Konflik di TN Batang Gadis, Seekor Harimau Sumatera Mati
Seekor harimau sumatera dilaporkan mati di desa penyangga Tanam Nasional Batang Gadis di Mandailing Natal, Sumatera Utara.
Oleh
NIKSON SINAGA
·3 menit baca
MANDAILING NATAL, KOMPAS — Seekor harimau sumatera dilaporkan mati di desa penyangga Taman Nasional Batang Gadis, Desa Rantau Panjang, Kecamatan Muara Batang Gadis, Kabupaten Mandailing Natal, Sumatera Utara. Meskipun kematian harimau sudah lebih dari sepekan, petugas masih dalam perjalanan ke desa yang berjarak 600 kilometer arah selatan Kota Medan itu.
”Kami mendapat laporan dari masyarakat ada seekor harimau sumatera yang mati akibat konflik dengan masyarakat desa penyangga Taman Nasional Batang Gadis (TNBG). Namun, tim kami masih dalam perjalanan menuju desa itu,” kata Kepala Subbagian Tata Usaha Balai TNGB Bobby Nopandry, Minggu (21/6/2020).
Bobby mengatakan, mereka belum bisa mendapat informasi detail karena belum bisa berkomunikasi dengan warga desa akibat tidak ada sinyal telepon seluler di sana. Balai TNBG mendapat informasi kematian harimau tersebut pada Sabtu (20/6/2020) malam. ”Namun, menurut laporan masyarakat, harimau itu telah mati pada Kamis (11/6/2020),” kata Bobby.

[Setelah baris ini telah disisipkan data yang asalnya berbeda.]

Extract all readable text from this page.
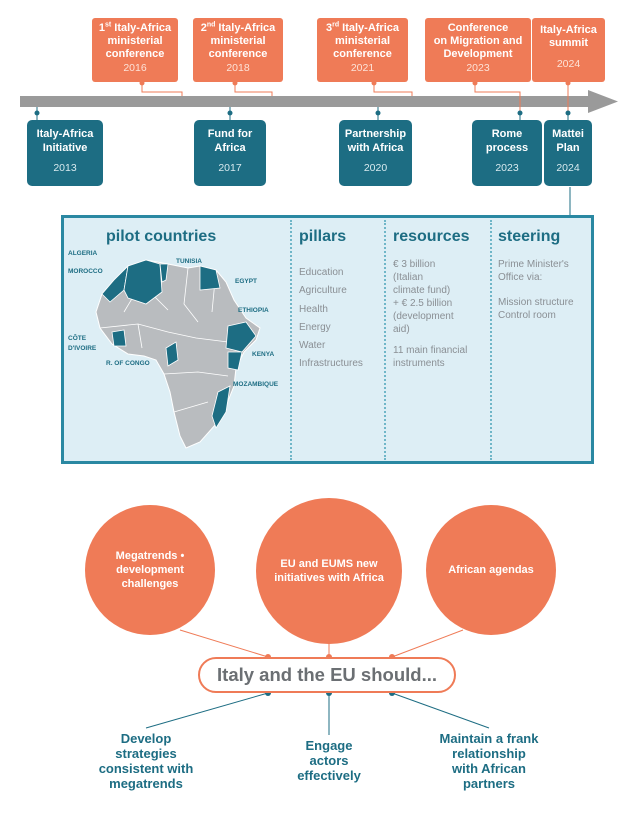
1st Italy-Africa
ministerial
conference
2016
2nd Italy-Africa
ministerial
conference
2018
3rd Italy-Africa
ministerial
conference
2021
Conference
on Migration and
Development
2023
Italy-Africa
summit
2024
Italy-Africa
Initiative
2013
Fund for
Africa
2017
Partnership
with Africa
2020
Rome
process
2023
Mattei
Plan
2024
pilot countries	pillars	resources steering
ALGERIA
MOROCCO
TUNISIA
EGYPT
ETHIOPIA
CÔTE
D'IVOIRE
KENYA
R. OF CONGO
MOZAMBIQUE
Education
Agriculture
Health
Energy
Water
Infrastructures
€ 3 billion
(Italian
climate fund)
+ € 2.5 billion
(development
aid)
11 main financial
instruments
Prime Minister's
Office via:
Mission structure
Control room
Megatrends •
development
challenges
EU and EUMS new
initiatives with Africa
African agendas
Italy and the EU should...
Develop
strategies
consistent with
megatrends
Engage
actors
effectively
Maintain a frank
relationship
with African
partners
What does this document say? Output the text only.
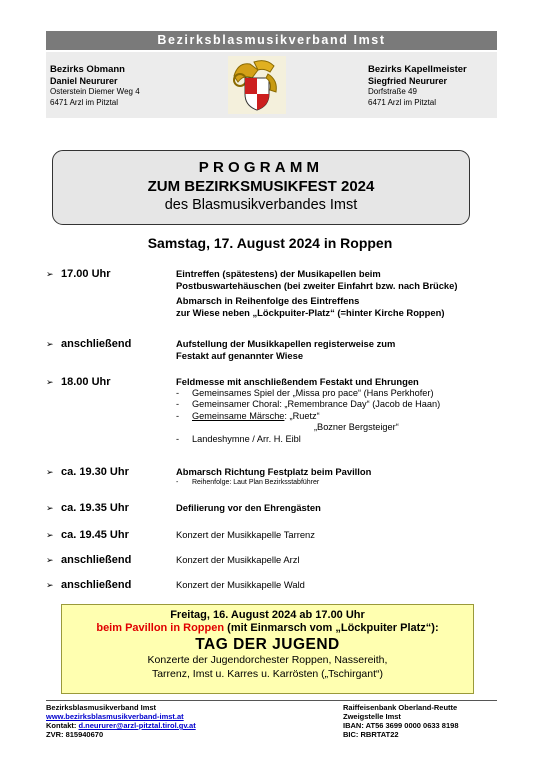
Bezirksblasmusikverband Imst
Bezirks Obmann
Daniel Neururer
Osterstein Diemer Weg 4
6471 Arzl im Pitztal
Bezirks Kapellmeister
Siegfried Neururer
Dorfstraße 49
6471 Arzl im Pitztal
PROGRAMM
ZUM BEZIRKSMUSIKFEST 2024
des Blasmusikverbandes Imst
Samstag, 17. August 2024 in Roppen
➢ 17.00 Uhr	Eintreffen (spätestens) der Musikapellen beim
Postbuswartehäuschen (bei zweiter Einfahrt bzw. nach Brücke)
Abmarsch in Reihenfolge des Eintreffens
zur Wiese neben „Löckpuiter-Platz“ (=hinter Kirche Roppen)
➢ anschließend	Aufstellung der Musikkapellen registerweise zum
Festakt auf genannter Wiese
➢ 18.00 Uhr	Feldmesse mit anschließendem Festakt und Ehrungen
- Gemeinsames Spiel der „Missa pro pace“ (Hans Perkhofer)
- Gemeinsamer Choral: „Remembrance Day“ (Jacob de Haan)
- Gemeinsame Märsche: „Ruetz“
„Bozner Bergsteiger“
- Landeshymne / Arr. H. Eibl
➢ ca. 19.30 Uhr	Abmarsch Richtung Festplatz beim Pavillon
- Reihenfolge: Laut Plan Bezirksstabführer
➢ ca. 19.35 Uhr	Defilierung vor den Ehrengästen
➢ ca. 19.45 Uhr	Konzert der Musikkapelle Tarrenz
➢ anschließend	Konzert der Musikkapelle Arzl
➢ anschließend	Konzert der Musikkapelle Wald
Freitag, 16. August 2024 ab 17.00 Uhr
beim Pavillon in Roppen (mit Einmarsch vom „Löckpuiter Platz“):
TAG DER JUGEND
Konzerte der Jugendorchester Roppen, Nassereith,
Tarrenz, Imst u. Karres u. Karrösten („Tschirgant“)
Bezirksblasmusikverband Imst
www.bezirksblasmusikverband-imst.at
Kontakt: d.neururer@arzl-pitztal.tirol.gv.at
ZVR: 815940670
Raiffeisenbank Oberland-Reutte
Zweigstelle Imst
IBAN: AT56 3699 0000 0633 8198
BIC: RBRTAT22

Kepala Seksi Pengelolaan TNBG Wilayah III Siti Wahyuna menjelaskan, berdasarkan informasi awal yang mereka terima, harimau masuk ke sekitar wilayah desa yang status lahannya areal penggunaan lain (APL). Desa tersebut berada 8-10 kilometer dari kawasan terdekat TNBG.
Di antara TNBG dan APL tersebut juga terdapat hutan produksi tetap dan hutan produksi terbatas yang ditanami kayu hutan. Semua kawasan itu merupakan kawasan hutan penyangga TNBG. Kondisi hutan TNBG, yang mempunyai luas 72.150 hektar itu, masih cukup bagus, tetapi hutan penyangganya mengalami kerusakan cukup parah.

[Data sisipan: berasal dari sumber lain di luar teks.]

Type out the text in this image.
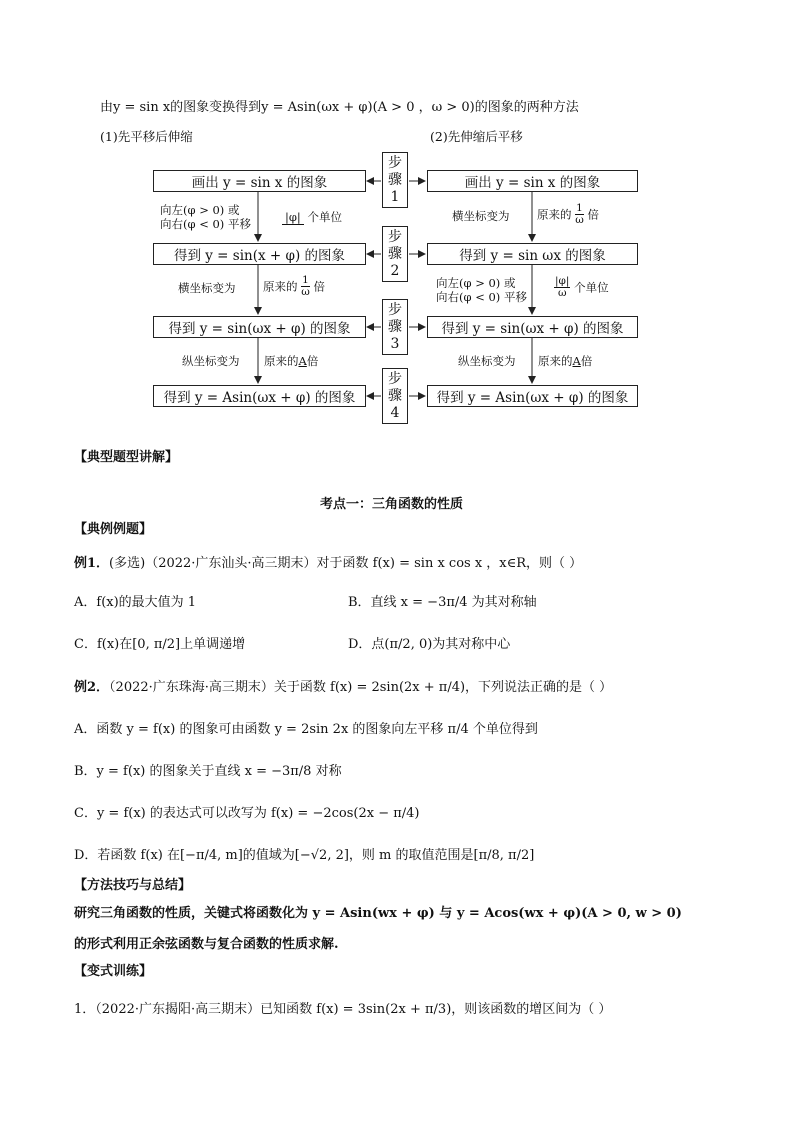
由y = sin x的图象变换得到y = Asin(ωx + φ)(A > 0 ，ω > 0)的图象的两种方法
(1)先平移后伸缩	(2)先伸缩后平移
步
骤
1
步
骤
2
步
骤
3
步
骤
4
画出 y = sin x 的图象
得到 y = sin(x + φ) 的图象
得到 y = sin(ωx + φ) 的图象
得到 y = Asin(ωx + φ) 的图象
画出 y = sin x 的图象
得到 y = sin ωx 的图象
得到 y = sin(ωx + φ) 的图象
得到 y = Asin(ωx + φ) 的图象
向左(φ > 0) 或
向右(φ < 0) 平移	|φ| 个单位
横坐标变为 原来的 $\frac{1}{\omega}$ 倍
纵坐标变为 原来的A倍
横坐标变为 原来的 $\frac{1}{\omega}$ 倍
向左(φ > 0) 或
向右(φ < 0) 平移	$\frac{|\varphi|}{\omega}$ 个单位
纵坐标变为 原来的A倍
【典型题型讲解】
考点一：三角函数的性质
【典例例题】
例1．(多选)（2022·广东汕头·高三期末）对于函数 f(x) = sin x cos x ，x∈R，则（ ）
A．f(x)的最大值为 1	B．直线 x = −3π/4 为其对称轴
C．f(x)在[0, π/2]上单调递增	D．点(π/2, 0)为其对称中心
例2．（2022·广东珠海·高三期末）关于函数 f(x) = 2sin(2x + π/4)，下列说法正确的是（ ）
A．函数 y = f(x) 的图象可由函数 y = 2sin 2x 的图象向左平移 π/4 个单位得到
B．y = f(x) 的图象关于直线 x = −3π/8 对称
C．y = f(x) 的表达式可以改写为 f(x) = −2cos(2x − π/4)
D．若函数 f(x) 在[−π/4, m]的值域为[−√2, 2]，则 m 的取值范围是[π/8, π/2]
【方法技巧与总结】
研究三角函数的性质，关键式将函数化为 y = Asin(wx + φ) 与 y = Acos(wx + φ)(A > 0, w > 0)
的形式利用正余弦函数与复合函数的性质求解.
【变式训练】
1．（2022·广东揭阳·高三期末）已知函数 f(x) = 3sin(2x + π/3)，则该函数的增区间为（ ）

Siti mengatakan, mereka masih memeriksa kebenaran informasi yang menyebut harimau masuk ke dalam desa. ”Tim dari Balai TNBG, Balai Besar Konservasi Sumber Daya Alam (BBKSDA) Sumut, dan Dinas Kehutanan Sumut pun sedang dalam perjalanan ke desa itu untuk melakukan penyelidikan kematian harimau,” kata Siti.
Berdasarkan foto yang mereka dapat, kata Siti, harimau itu mati dengan kondisi mengenaskan. Sebagian anggota tubuhnya pun sudah diambil. Pada foto tersebut terlihat kulit di kening harimau sudah tidak ada lagi. Bagian tersebut sering hilang diambil warga untuk dijadikan jimat.

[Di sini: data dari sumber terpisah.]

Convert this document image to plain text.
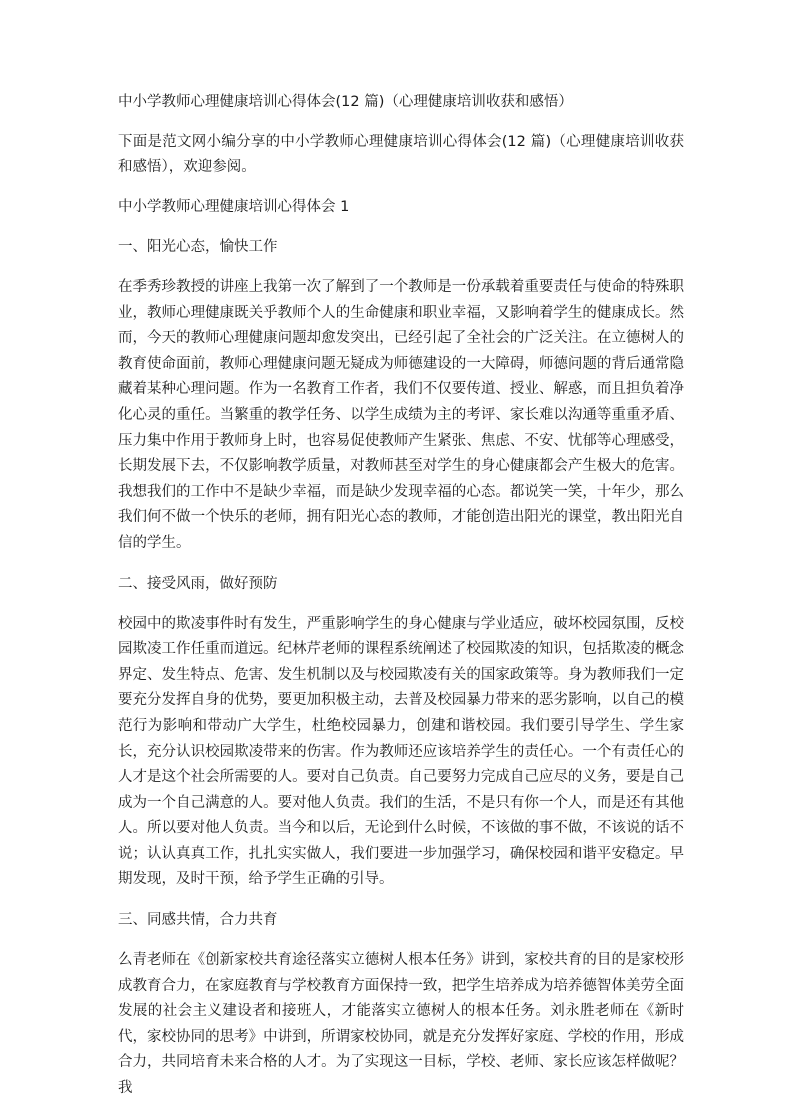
中小学教师心理健康培训心得体会(12 篇)（心理健康培训收获和感悟）

下面是范文网小编分享的中小学教师心理健康培训心得体会(12 篇)（心理健康培训收获和感悟），欢迎参阅。

中小学教师心理健康培训心得体会 1

一、阳光心态，愉快工作

在季秀珍教授的讲座上我第一次了解到了一个教师是一份承载着重要责任与使命的特殊职业，教师心理健康既关乎教师个人的生命健康和职业幸福，又影响着学生的健康成长。然而，今天的教师心理健康问题却愈发突出，已经引起了全社会的广泛关注。在立德树人的教育使命面前，教师心理健康问题无疑成为师德建设的一大障碍，师德问题的背后通常隐藏着某种心理问题。作为一名教育工作者，我们不仅要传道、授业、解惑，而且担负着净化心灵的重任。当繁重的教学任务、以学生成绩为主的考评、家长难以沟通等重重矛盾、压力集中作用于教师身上时，也容易促使教师产生紧张、焦虑、不安、忧郁等心理感受，长期发展下去，不仅影响教学质量，对教师甚至对学生的身心健康都会产生极大的危害。我想我们的工作中不是缺少幸福，而是缺少发现幸福的心态。都说笑一笑，十年少，那么我们何不做一个快乐的老师，拥有阳光心态的教师，才能创造出阳光的课堂，教出阳光自信的学生。

二、接受风雨，做好预防

校园中的欺凌事件时有发生，严重影响学生的身心健康与学业适应，破坏校园氛围，反校园欺凌工作任重而道远。纪林芹老师的课程系统阐述了校园欺凌的知识，包括欺凌的概念界定、发生特点、危害、发生机制以及与校园欺凌有关的国家政策等。身为教师我们一定要充分发挥自身的优势，要更加积极主动，去普及校园暴力带来的恶劣影响，以自己的模范行为影响和带动广大学生，杜绝校园暴力，创建和谐校园。我们要引导学生、学生家长，充分认识校园欺凌带来的伤害。作为教师还应该培养学生的责任心。一个有责任心的人才是这个社会所需要的人。要对自己负责。自己要努力完成自己应尽的义务，要是自己成为一个自己满意的人。要对他人负责。我们的生活，不是只有你一个人，而是还有其他人。所以要对他人负责。当今和以后，无论到什么时候，不该做的事不做，不该说的话不说；认认真真工作，扎扎实实做人，我们要进一步加强学习，确保校园和谐平安稳定。早期发现，及时干预，给予学生正确的引导。

三、同感共情，合力共育

么青老师在《创新家校共育途径落实立德树人根本任务》讲到，家校共育的目的是家校形成教育合力，在家庭教育与学校教育方面保持一致，把学生培养成为培养德智体美劳全面发展的社会主义建设者和接班人，才能落实立德树人的根本任务。刘永胜老师在《新时代，家校协同的思考》中讲到，所谓家校协同，就是充分发挥好家庭、学校的作用，形成合力，共同培育未来合格的人才。为了实现这一目标，学校、老师、家长应该怎样做呢？我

Siti mengatakan, konflik harimau dengan masyarakat di desa itu pernah terjadi sekitar tahun 2012 hingga 2013. Namun, setelah itu tidak pernah lagi ada laporan konflik di desa itu.
Dalam catatan Kompas, di desa penyangga TNBG lainnya juga pernah terjadi konflik satwa dengan masyarakat pada Maret 2018. Selama sebulan, warga takut pergi ke ladang karena harimau berkeliaran di sekitar desanya.
Warga akhirnya menangkap dan membunuh harimau itu dengan ditombak. Bangkainya sempat digantung di atas rumah warga.
Kepala Subbagian Data, Evaluasi, Pelaporan, dan Kehumasan BBKSDA Sumut Andoko Hidayat mengatakan, mereka juga belum bisa memberikan keterangan terkait konflik satwa di Desa Rantau Panjang karena tim mereka juga masih dalam perjalanan ke daerah itu. Mereka belum bisa berkomunikasi dengan tim lapangan karena tidak ada sinyal telepon seluler.